Ese matiz es especialmente importante porque el operativo fue policial. El Decreto 1231 de 2024 dispone que la Policía debe utilizar la fuerza de manera diferenciada y proporcional y considera el empleo de armas de fuego una medida extrema. En escenarios propiamente regidos por el DIH la lógica es diferente: miembros de grupos armados organizados con función continua de combate pueden ser objeto de ataque, bajo los principios de distinción, proporcionalidad y precaución; quien se rinde o queda fuera de combate está protegido. Por eso la autoridad democrática no nace de contar muertos. Nace de ejercer legalmente una fuerza que ningún particular ni organización criminal tiene derecho a disputarle al Estado.

Otra discusión es la de los cadáveres. De La Espriella convirtió el resultado operacional en una escena de comunicación política: cuerpos cubiertos, Fuerza Pública alrededor y un presidente transmitiendo un mensaje inequívoco de autoridad. No creo que esa puesta en escena sea necesaria; un buen resultado operacional debería hablar por sí mismo. Pero sería ingenuo no comprender por qué funciona políticamente. Después de años viendo retenes ilegales, hombres armados imponiendo reglas, organizaciones expandiéndose y delincuentes desafiando públicamente al Estado, el Gobierno construye deliberadamente la imagen contraria. Sus críticos ven una peligrosa espectacularización de la muerte; sus simpatizantes ven la representación visual de un Estado que vuelve a ejercer autoridad. Ambas lecturas existen y conviene no confundir el símbolo con la legalidad del operativo.

Ahí es donde la crítica de Petro tropieza inevitablemente con su propio balance. Puede y debe exigir explicaciones sobre cualquier muerte causada por agentes estatales; ese control precisamente distingue a una democracia de una organización criminal. Pero políticamente resulta difícil erigirse ahora en juez absoluto de la estrategia cuando durante su administración los grupos armados crecieron cerca del 90% en número de integrantes y ampliaron considerablemente su presencia territorial. Tampoco puede borrarse que Bendito Menor participó en un mecanismo de interlocución estatal antes de volver a convertirse en objetivo prioritario. El cuestionamiento jurídico merece respuesta; la memoria política también. Dialogar no es capitular, pero dialogar mientras el interlocutor se fortalece, recluta, extorsiona y conquista territorio tampoco puede venderse indefinidamente como paz.

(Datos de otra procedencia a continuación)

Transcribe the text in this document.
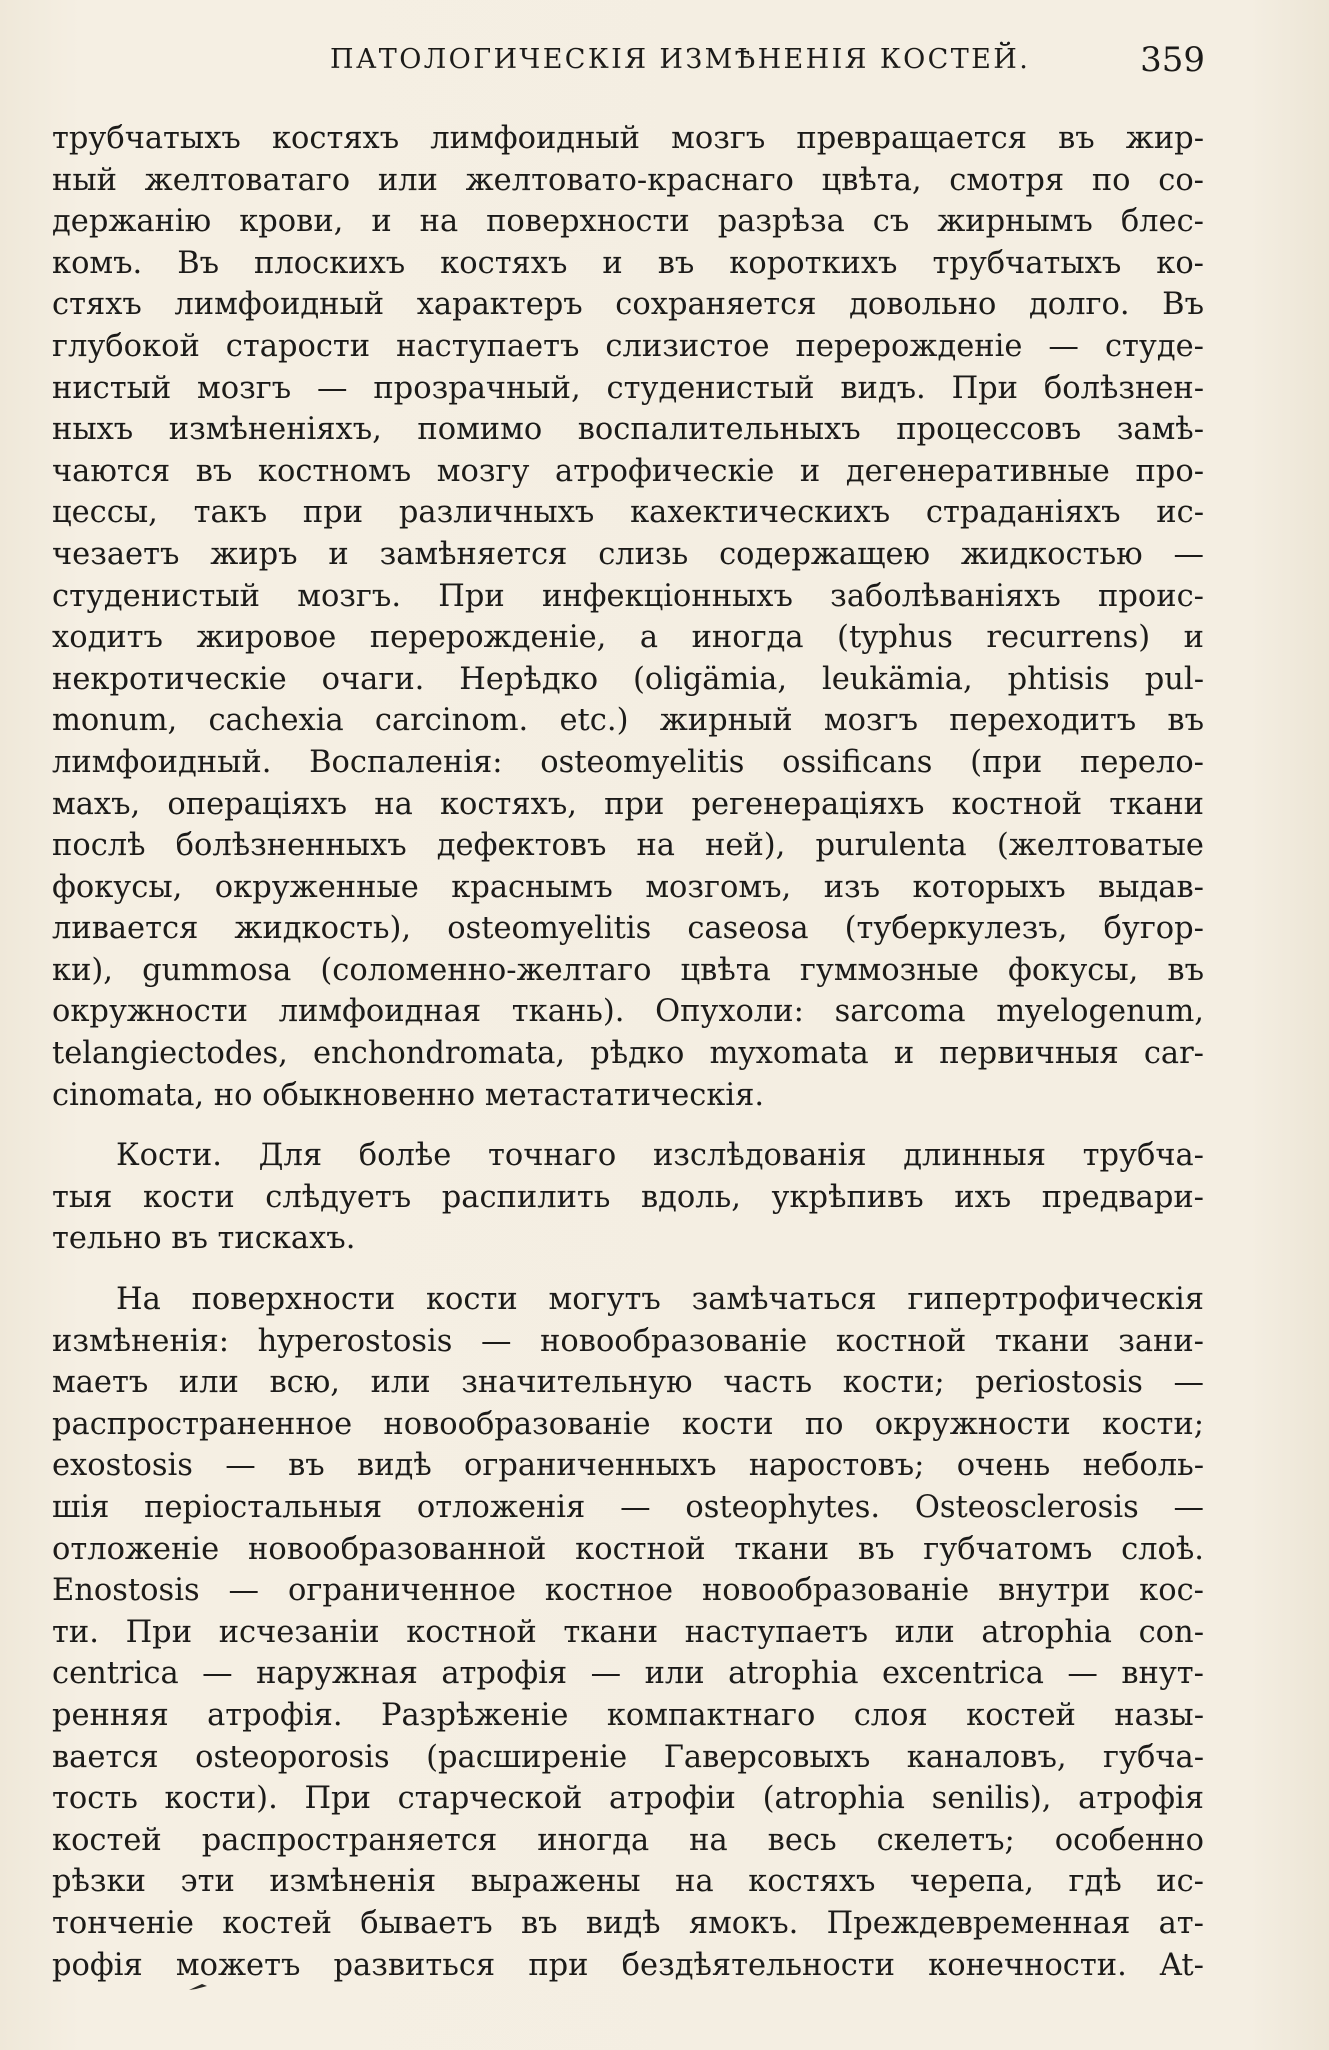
ПАТОЛОГИЧЕСКІЯ ИЗМѢНЕНІЯ КОСТЕЙ.	359
трубчатыхъ костяхъ лимфоидный мозгъ превращается въ жир-
ный желтоватаго или желтовато-краснаго цвѣта, смотря по со-
держанію крови, и на поверхности разрѣза съ жирнымъ блес-
комъ. Въ плоскихъ костяхъ и въ короткихъ трубчатыхъ ко-
стяхъ лимфоидный характеръ сохраняется довольно долго. Въ
глубокой старости наступаетъ слизистое перерожденіе — студе-
нистый мозгъ — прозрачный, студенистый видъ. При болѣзнен-
ныхъ измѣненіяхъ, помимо воспалительныхъ процессовъ замѣ-
чаются въ костномъ мозгу атрофическіе и дегенеративные про-
цессы, такъ при различныхъ кахектическихъ страданіяхъ ис-
чезаетъ жиръ и замѣняется слизь содержащею жидкостью —
студенистый мозгъ. При инфекціонныхъ заболѣваніяхъ проис-
ходитъ жировое перерожденіе, а иногда (typhus recurrens) и
некротическіе очаги. Нерѣдко (oligämia, leukämia, phtisis pul-
monum, cachexia carcinom. etc.) жирный мозгъ переходитъ въ
лимфоидный. Воспаленія: osteomyelitis ossificans (при перело-
махъ, операціяхъ на костяхъ, при регенераціяхъ костной ткани
послѣ болѣзненныхъ дефектовъ на ней), purulenta (желтоватые
фокусы, окруженные краснымъ мозгомъ, изъ которыхъ выдав-
ливается жидкость), osteomyelitis caseosa (туберкулезъ, бугор-
ки), gummosa (соломенно-желтаго цвѣта гуммозные фокусы, въ
окружности лимфоидная ткань). Опухоли: sarcoma myelogenum,
telangiectodes, enchondromata, рѣдко myxomata и первичныя car-
cinomata, но обыкновенно метастатическія.
Кости. Для болѣе точнаго изслѣдованія длинныя трубча-
тыя кости слѣдуетъ распилить вдоль, укрѣпивъ ихъ предвари-
тельно въ тискахъ.
На поверхности кости могутъ замѣчаться гипертрофическія
измѣненія: hyperostosis — новообразованіе костной ткани зани-
маетъ или всю, или значительную часть кости; periostosis —
распространенное новообразованіе кости по окружности кости;
exostosis — въ видѣ ограниченныхъ наростовъ; очень неболь-
шія періостальныя отложенія — osteophytes. Osteosclerosis —
отложеніе новообразованной костной ткани въ губчатомъ слоѣ.
Enostosis — ограниченное костное новообразованіе внутри кос-
ти. При исчезаніи костной ткани наступаетъ или atrophia con-
centrica — наружная атрофія — или atrophia excentrica — внут-
ренняя атрофія. Разрѣженіе компактнаго слоя костей назы-
вается osteoporosis (расширеніе Гаверсовыхъ каналовъ, губча-
тость кости). При старческой атрофіи (atrophia senilis), атрофія
костей распространяется иногда на весь скелетъ; особенно
рѣзки эти измѣненія выражены на костяхъ черепа, гдѣ ис-
тонченіе костей бываетъ въ видѣ ямокъ. Преждевременная ат-
рофія можетъ развиться при бездѣятельности конечности. At-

Colombia necesita recuperar plenamente el monopolio legítimo de la fuerza sin convertirlo jamás en licencia para la arbitrariedad. Esa es la frontera que un gobierno serio no puede cruzar. La Constitución obliga a las autoridades a proteger la vida, los bienes, los derechos y las libertades, y encomienda a la Fuerza Pública la defensa del orden constitucional y la convivencia. No obliga al Estado a arrodillarse ante quienes ejercen violencia organizada. Exige algo más difícil: derrotarlos dentro de la ley. Sin ejecuciones, sin falsos positivos y sin culto a la muerte; pero también sin complejos para ejercer autoridad. El problema de Colombia no es que el Estado vuelva a imponerla: es que durante demasiado tiempo pareció pedir permiso para hacerlo.

Hernán Augusto Tena Cortés

Columnista, docente y director de Diario la Nube con especialización en Educación Superior y maestría en Lingüística Aplicada. Actualmente doctorando en Pensamiento Complejo, adelantando estudios en ciencias jurídicas y miembro de la Asociación Irlandesa de Traductores e Intérpretes.